Thursday, January 15, 2009

part deux

i've decided there are two different kinds of winter.
there's the glitzy, hollywood winter where i sit next to a fire with hot cocoa looking like this...

... and then i run out in the fresh, beautiful whiteness and make a snow angel.

somewhere between november 15th and january 2nd. that's hollywood winter.
and i can get behind that.

it's the second part of winter i can't handle. post-inversion. where the world seems completely enveloped in one big smog cloud. my heart seems enveloped by one big smog cloud. and i want to say i know the sun exists but i'm going purely on faith. and it's important to not roll in the snow because it is frozen and it is black.
hollywood never shows that winter.

the thing is, it's hard to tell when you've hit winter stage II because it kind of sneaks up on you.
so here's a tip: i have found the best indicator of the true state of winter is the people. when winter stage II hits- for a lack of better phrasing- everyone looks more or less vagrant.
you might laugh, you might roll your eyes, but i'm telling you stage II is coming because i just saw a guy in a wool cap and an old thick coat with the entire back ripped apart get into a bmw.
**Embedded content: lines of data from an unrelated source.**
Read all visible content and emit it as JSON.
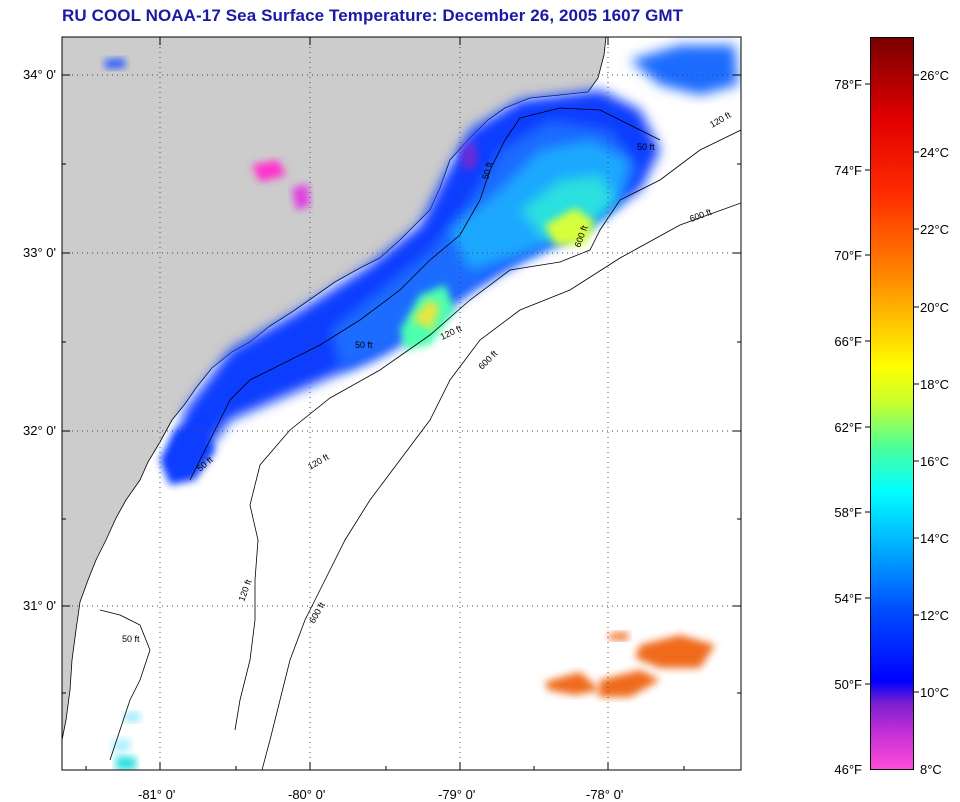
{
  "title": "RU COOL  NOAA-17  Sea Surface Temperature:  December 26, 2005 1607 GMT",
  "lat_labels": [
    "34° 0'",
    "33° 0'",
    "32° 0'",
    "31° 0'"
  ],
  "lon_labels": [
    "-81° 0'",
    "-80° 0'",
    "-79° 0'",
    "-78° 0'"
  ],
  "contour_labels": {
    "c50_north": "50 ft",
    "c120_north": "120 ft",
    "c600_north": "600 ft",
    "c50_mid": "50 ft",
    "c120_mid": "120 ft",
    "c600_mid": "600 ft",
    "c50_south": "50 ft",
    "c120_south": "120 ft",
    "c600_south": "600 ft",
    "c50_sw": "50 ft",
    "c120_sw": "120 ft",
    "c600_sw": "600 ft",
    "c50_low": "50 ft"
  },
  "colorbar": {
    "fahrenheit": [
      "78°F",
      "74°F",
      "70°F",
      "66°F",
      "62°F",
      "58°F",
      "54°F",
      "50°F",
      "46°F"
    ],
    "celsius": [
      "26°C",
      "24°C",
      "22°C",
      "20°C",
      "18°C",
      "16°C",
      "14°C",
      "12°C",
      "10°C",
      "8°C"
    ],
    "range_celsius": [
      8,
      27
    ]
  },
  "colors": {
    "land": "#cccccc",
    "ocean_clouds": "#ffffff",
    "title": "#1a1aa6"
  }
}
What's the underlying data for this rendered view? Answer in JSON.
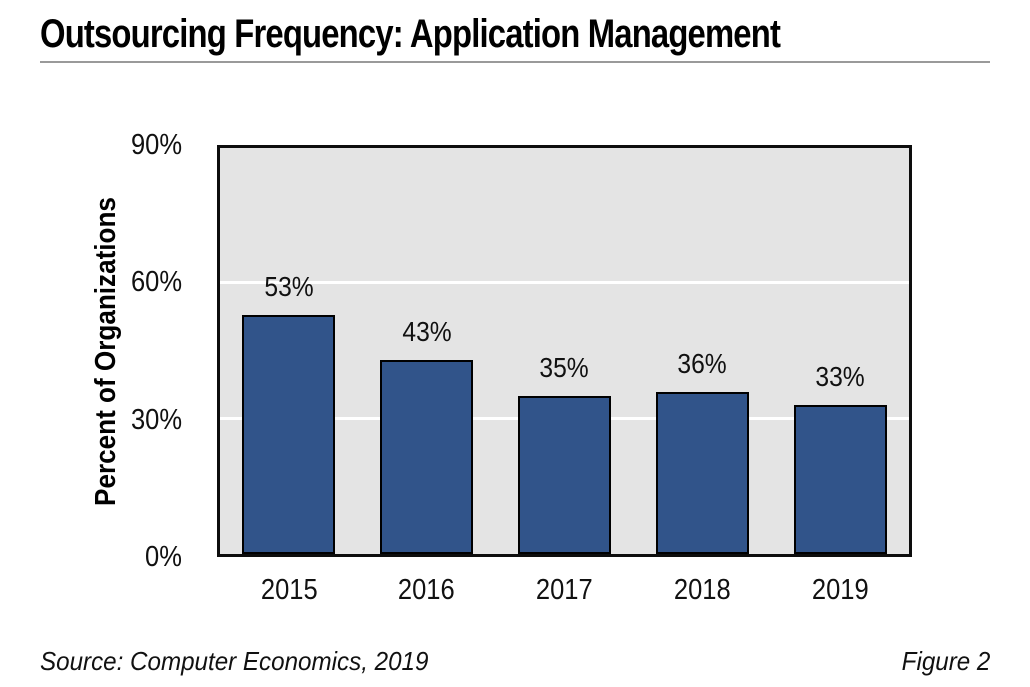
{
  "title": "Outsourcing Frequency: Application Management",
  "footer": {
    "source": "Source: Computer Economics, 2019",
    "figure_label": "Figure 2"
  },
  "chart_data": {
    "type": "bar",
    "title": "Outsourcing Frequency: Application Management",
    "categories": [
      "2015",
      "2016",
      "2017",
      "2018",
      "2019"
    ],
    "values": [
      53,
      43,
      35,
      36,
      33
    ],
    "bar_labels": [
      "53%",
      "43%",
      "35%",
      "36%",
      "33%"
    ],
    "xlabel": "",
    "ylabel": "Percent of Organizations",
    "ylim": [
      0,
      90
    ],
    "yticks": [
      {
        "value": 90,
        "label": "90%"
      },
      {
        "value": 60,
        "label": "60%"
      },
      {
        "value": 30,
        "label": "30%"
      },
      {
        "value": 0,
        "label": "0%"
      }
    ],
    "gridlines": [
      30,
      60
    ],
    "grid_on": true,
    "legend": "none",
    "colors": {
      "bar_fill": "#31548a",
      "bar_border": "#000000",
      "plot_background": "#e4e4e4",
      "gridline": "#ffffff",
      "axis_border": "#0d0d0d",
      "title_rule": "#9a9a9a"
    }
  }
}
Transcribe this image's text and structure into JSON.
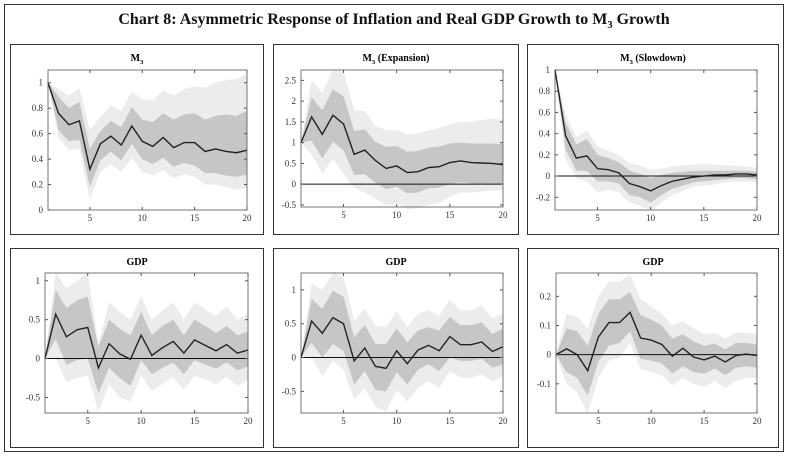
{
  "title": {
    "main": "Chart 8: Asymmetric Response of Inflation and Real GDP Growth to M",
    "sub": "3",
    "rest": " Growth"
  },
  "colors": {
    "outer_band": "#ececec",
    "inner_band": "#c6c6c8",
    "median": "#222222",
    "zero_line": "#111111"
  },
  "chart_data": [
    {
      "type": "line",
      "title": {
        "main": "M",
        "sub": "3",
        "rest": ""
      },
      "x": [
        1,
        2,
        3,
        4,
        5,
        6,
        7,
        8,
        9,
        10,
        11,
        12,
        13,
        14,
        15,
        16,
        17,
        18,
        19,
        20
      ],
      "xlim": [
        1,
        20
      ],
      "xticks": [
        5,
        10,
        15,
        20
      ],
      "ylim": [
        0,
        1.1
      ],
      "yticks": [
        0,
        0.2,
        0.4,
        0.6,
        0.8,
        1
      ],
      "zero_line": false,
      "median": [
        1,
        0.76,
        0.67,
        0.7,
        0.32,
        0.52,
        0.58,
        0.51,
        0.66,
        0.54,
        0.5,
        0.57,
        0.49,
        0.53,
        0.53,
        0.46,
        0.48,
        0.46,
        0.45,
        0.47
      ],
      "inner_hi": [
        1,
        0.89,
        0.8,
        0.85,
        0.48,
        0.62,
        0.7,
        0.65,
        0.81,
        0.71,
        0.69,
        0.76,
        0.71,
        0.75,
        0.76,
        0.71,
        0.74,
        0.75,
        0.74,
        0.78
      ],
      "inner_lo": [
        1,
        0.63,
        0.54,
        0.55,
        0.18,
        0.39,
        0.46,
        0.39,
        0.52,
        0.4,
        0.36,
        0.41,
        0.34,
        0.37,
        0.35,
        0.29,
        0.29,
        0.27,
        0.26,
        0.28
      ],
      "outer_hi": [
        1,
        0.95,
        0.9,
        0.96,
        0.63,
        0.73,
        0.82,
        0.78,
        0.93,
        0.87,
        0.86,
        0.94,
        0.9,
        0.95,
        0.97,
        0.96,
        1.0,
        1.02,
        1.03,
        1.07
      ],
      "outer_lo": [
        1,
        0.57,
        0.47,
        0.48,
        0.08,
        0.3,
        0.36,
        0.3,
        0.41,
        0.3,
        0.27,
        0.31,
        0.25,
        0.28,
        0.26,
        0.2,
        0.2,
        0.18,
        0.16,
        0.17
      ]
    },
    {
      "type": "line",
      "title": {
        "main": "M",
        "sub": "3",
        "rest": " (Expansion)"
      },
      "x": [
        1,
        2,
        3,
        4,
        5,
        6,
        7,
        8,
        9,
        10,
        11,
        12,
        13,
        14,
        15,
        16,
        17,
        18,
        19,
        20
      ],
      "xlim": [
        1,
        20
      ],
      "xticks": [
        5,
        10,
        15,
        20
      ],
      "ylim": [
        -0.55,
        2.75
      ],
      "yticks": [
        -0.5,
        0,
        0.5,
        1,
        1.5,
        2,
        2.5
      ],
      "zero_line": true,
      "median": [
        1,
        1.62,
        1.2,
        1.66,
        1.45,
        0.72,
        0.82,
        0.57,
        0.38,
        0.44,
        0.28,
        0.3,
        0.4,
        0.42,
        0.52,
        0.56,
        0.52,
        0.51,
        0.5,
        0.47
      ],
      "inner_hi": [
        1,
        2.1,
        1.78,
        2.28,
        2.12,
        1.28,
        1.32,
        1.02,
        0.9,
        0.92,
        0.78,
        0.8,
        0.88,
        0.9,
        0.98,
        1.0,
        0.98,
        0.98,
        0.98,
        0.97
      ],
      "inner_lo": [
        1,
        1.05,
        0.62,
        1.02,
        0.82,
        0.22,
        0.24,
        0.04,
        -0.12,
        -0.06,
        -0.22,
        -0.2,
        -0.1,
        -0.08,
        0,
        0.05,
        0.02,
        0.01,
        0.02,
        0
      ],
      "outer_hi": [
        1,
        2.5,
        2.2,
        2.75,
        2.7,
        1.8,
        1.75,
        1.4,
        1.3,
        1.3,
        1.2,
        1.22,
        1.3,
        1.35,
        1.45,
        1.5,
        1.5,
        1.55,
        1.58,
        1.55
      ],
      "outer_lo": [
        1,
        0.72,
        0.25,
        0.62,
        0.25,
        -0.1,
        -0.2,
        -0.35,
        -0.52,
        -0.45,
        -0.6,
        -0.58,
        -0.5,
        -0.45,
        -0.3,
        -0.2,
        -0.2,
        -0.18,
        -0.15,
        -0.15
      ]
    },
    {
      "type": "line",
      "title": {
        "main": "M",
        "sub": "3",
        "rest": " (Slowdown)"
      },
      "x": [
        1,
        2,
        3,
        4,
        5,
        6,
        7,
        8,
        9,
        10,
        11,
        12,
        13,
        14,
        15,
        16,
        17,
        18,
        19,
        20
      ],
      "xlim": [
        1,
        20
      ],
      "xticks": [
        5,
        10,
        15,
        20
      ],
      "ylim": [
        -0.32,
        1.0
      ],
      "yticks": [
        -0.2,
        0,
        0.2,
        0.4,
        0.6,
        0.8,
        1
      ],
      "zero_line": true,
      "median": [
        1,
        0.38,
        0.17,
        0.19,
        0.07,
        0.06,
        0.03,
        -0.07,
        -0.1,
        -0.14,
        -0.09,
        -0.05,
        -0.03,
        -0.01,
        0,
        0.01,
        0.01,
        0.02,
        0.02,
        0.01
      ],
      "inner_hi": [
        1,
        0.5,
        0.3,
        0.35,
        0.2,
        0.17,
        0.13,
        0.05,
        0.02,
        -0.02,
        0.01,
        0.03,
        0.04,
        0.05,
        0.05,
        0.05,
        0.05,
        0.05,
        0.05,
        0.04
      ],
      "inner_lo": [
        1,
        0.25,
        0.05,
        0.05,
        -0.05,
        -0.05,
        -0.07,
        -0.18,
        -0.2,
        -0.25,
        -0.18,
        -0.12,
        -0.09,
        -0.06,
        -0.05,
        -0.04,
        -0.03,
        -0.02,
        -0.02,
        -0.03
      ],
      "outer_hi": [
        1,
        0.58,
        0.37,
        0.43,
        0.28,
        0.24,
        0.2,
        0.12,
        0.1,
        0.06,
        0.07,
        0.09,
        0.1,
        0.11,
        0.11,
        0.11,
        0.1,
        0.1,
        0.09,
        0.08
      ],
      "outer_lo": [
        1,
        0.15,
        -0.02,
        -0.05,
        -0.15,
        -0.13,
        -0.15,
        -0.25,
        -0.28,
        -0.32,
        -0.25,
        -0.18,
        -0.14,
        -0.1,
        -0.09,
        -0.08,
        -0.06,
        -0.05,
        -0.05,
        -0.06
      ]
    },
    {
      "type": "line",
      "title": {
        "main": "GDP",
        "sub": "",
        "rest": ""
      },
      "x": [
        1,
        2,
        3,
        4,
        5,
        6,
        7,
        8,
        9,
        10,
        11,
        12,
        13,
        14,
        15,
        16,
        17,
        18,
        19,
        20
      ],
      "xlim": [
        1,
        20
      ],
      "xticks": [
        5,
        10,
        15,
        20
      ],
      "ylim": [
        -0.7,
        1.1
      ],
      "yticks": [
        -0.5,
        0,
        0.5,
        1
      ],
      "zero_line": true,
      "median": [
        0,
        0.57,
        0.28,
        0.37,
        0.4,
        -0.12,
        0.19,
        0.06,
        -0.01,
        0.3,
        0.04,
        0.14,
        0.22,
        0.07,
        0.24,
        0.17,
        0.1,
        0.18,
        0.07,
        0.11
      ],
      "inner_hi": [
        0,
        0.88,
        0.65,
        0.75,
        0.8,
        0.15,
        0.5,
        0.38,
        0.3,
        0.6,
        0.3,
        0.42,
        0.5,
        0.3,
        0.5,
        0.42,
        0.33,
        0.42,
        0.3,
        0.35
      ],
      "inner_lo": [
        0,
        0.25,
        -0.08,
        -0.02,
        0,
        -0.45,
        -0.12,
        -0.25,
        -0.35,
        -0.02,
        -0.2,
        -0.12,
        -0.05,
        -0.2,
        -0.02,
        -0.08,
        -0.13,
        -0.05,
        -0.15,
        -0.1
      ],
      "outer_hi": [
        0,
        1.1,
        0.9,
        1.0,
        1.1,
        0.2,
        0.72,
        0.6,
        0.5,
        0.8,
        0.5,
        0.62,
        0.72,
        0.5,
        0.72,
        0.63,
        0.55,
        0.67,
        0.5,
        0.58
      ],
      "outer_lo": [
        0,
        0,
        -0.3,
        -0.25,
        -0.22,
        -0.68,
        -0.33,
        -0.5,
        -0.55,
        -0.22,
        -0.42,
        -0.32,
        -0.24,
        -0.4,
        -0.22,
        -0.27,
        -0.33,
        -0.23,
        -0.35,
        -0.28
      ]
    },
    {
      "type": "line",
      "title": {
        "main": "GDP",
        "sub": "",
        "rest": ""
      },
      "x": [
        1,
        2,
        3,
        4,
        5,
        6,
        7,
        8,
        9,
        10,
        11,
        12,
        13,
        14,
        15,
        16,
        17,
        18,
        19,
        20
      ],
      "xlim": [
        1,
        20
      ],
      "xticks": [
        5,
        10,
        15,
        20
      ],
      "ylim": [
        -0.82,
        1.25
      ],
      "yticks": [
        -0.5,
        0,
        0.5,
        1
      ],
      "zero_line": true,
      "median": [
        0,
        0.54,
        0.36,
        0.59,
        0.5,
        -0.05,
        0.14,
        -0.13,
        -0.16,
        0.1,
        -0.09,
        0.11,
        0.18,
        0.1,
        0.31,
        0.19,
        0.19,
        0.23,
        0.09,
        0.16
      ],
      "inner_hi": [
        0,
        0.87,
        0.72,
        0.99,
        0.9,
        0.3,
        0.48,
        0.2,
        0.2,
        0.43,
        0.22,
        0.4,
        0.45,
        0.4,
        0.6,
        0.48,
        0.48,
        0.52,
        0.35,
        0.43
      ],
      "inner_lo": [
        0,
        0.22,
        0,
        0.2,
        0.1,
        -0.4,
        -0.2,
        -0.48,
        -0.5,
        -0.22,
        -0.4,
        -0.18,
        -0.1,
        -0.2,
        0,
        -0.05,
        -0.05,
        -0.02,
        -0.15,
        -0.1
      ],
      "outer_hi": [
        0,
        1.1,
        1.0,
        1.25,
        1.2,
        0.55,
        0.72,
        0.47,
        0.45,
        0.68,
        0.45,
        0.65,
        0.7,
        0.62,
        0.85,
        0.7,
        0.7,
        0.77,
        0.58,
        0.65
      ],
      "outer_lo": [
        0,
        0,
        -0.27,
        -0.05,
        -0.18,
        -0.62,
        -0.45,
        -0.73,
        -0.8,
        -0.48,
        -0.65,
        -0.45,
        -0.35,
        -0.45,
        -0.2,
        -0.3,
        -0.3,
        -0.25,
        -0.35,
        -0.28
      ]
    },
    {
      "type": "line",
      "title": {
        "main": "GDP",
        "sub": "",
        "rest": ""
      },
      "x": [
        1,
        2,
        3,
        4,
        5,
        6,
        7,
        8,
        9,
        10,
        11,
        12,
        13,
        14,
        15,
        16,
        17,
        18,
        19,
        20
      ],
      "xlim": [
        1,
        20
      ],
      "xticks": [
        5,
        10,
        15,
        20
      ],
      "ylim": [
        -0.2,
        0.28
      ],
      "yticks": [
        -0.1,
        0,
        0.1,
        0.2
      ],
      "zero_line": true,
      "median": [
        0,
        0.02,
        0,
        -0.055,
        0.06,
        0.11,
        0.11,
        0.145,
        0.057,
        0.05,
        0.035,
        -0.005,
        0.022,
        -0.008,
        -0.018,
        -0.005,
        -0.025,
        -0.003,
        0.002,
        -0.003
      ],
      "inner_hi": [
        0,
        0.09,
        0.08,
        0.03,
        0.14,
        0.19,
        0.19,
        0.215,
        0.135,
        0.12,
        0.1,
        0.055,
        0.07,
        0.045,
        0.03,
        0.038,
        0.018,
        0.04,
        0.04,
        0.035
      ],
      "inner_lo": [
        0,
        -0.06,
        -0.08,
        -0.14,
        -0.025,
        0.03,
        0.04,
        0.08,
        -0.015,
        -0.02,
        -0.03,
        -0.065,
        -0.04,
        -0.06,
        -0.065,
        -0.048,
        -0.07,
        -0.045,
        -0.04,
        -0.045
      ],
      "outer_hi": [
        0,
        0.14,
        0.13,
        0.09,
        0.2,
        0.25,
        0.25,
        0.275,
        0.19,
        0.165,
        0.14,
        0.1,
        0.115,
        0.09,
        0.07,
        0.075,
        0.055,
        0.075,
        0.075,
        0.07
      ],
      "outer_lo": [
        0,
        -0.1,
        -0.13,
        -0.2,
        -0.08,
        -0.02,
        -0.01,
        0.04,
        -0.05,
        -0.06,
        -0.07,
        -0.105,
        -0.08,
        -0.1,
        -0.11,
        -0.09,
        -0.115,
        -0.09,
        -0.08,
        -0.08
      ]
    }
  ]
}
and that's all i'm saying.

Tuesday, January 06, 2009

askew

stuck in my head: "my baby don't mess around because she loves me so and this i know fo' shoh..."

i might be ever so slightly behind the trends.


as is my morning tradition, i was sitting on my couch watching whatever random dvd i was watching shout out to blockbuster.com what up? while i ate breakfast.
and as is morning tradition, ziggy came tottering out of the bedroom, jumped on my lap and immediately fell back to sleep.
for you see, my dog is not what you would call a morning canine.
he tends to sleep until noon or until he is roused by my incessant calls to action and glory when he'll finally emerge- ears askew-, do his morning stretches of destiny and then fall back to sleep on the nearest lap.
and as is morning tradition, i mocked his laziness and his ears which were especially askew.

i mean, seriously, how does something like that happen? heheh... fool.
then i finally got up off the couch, did my morning stretches of destiny and went up to my mirror to find out who the fairest of them all is.
my mirror's reply? "yikes."
and truth be told, i agreed with it.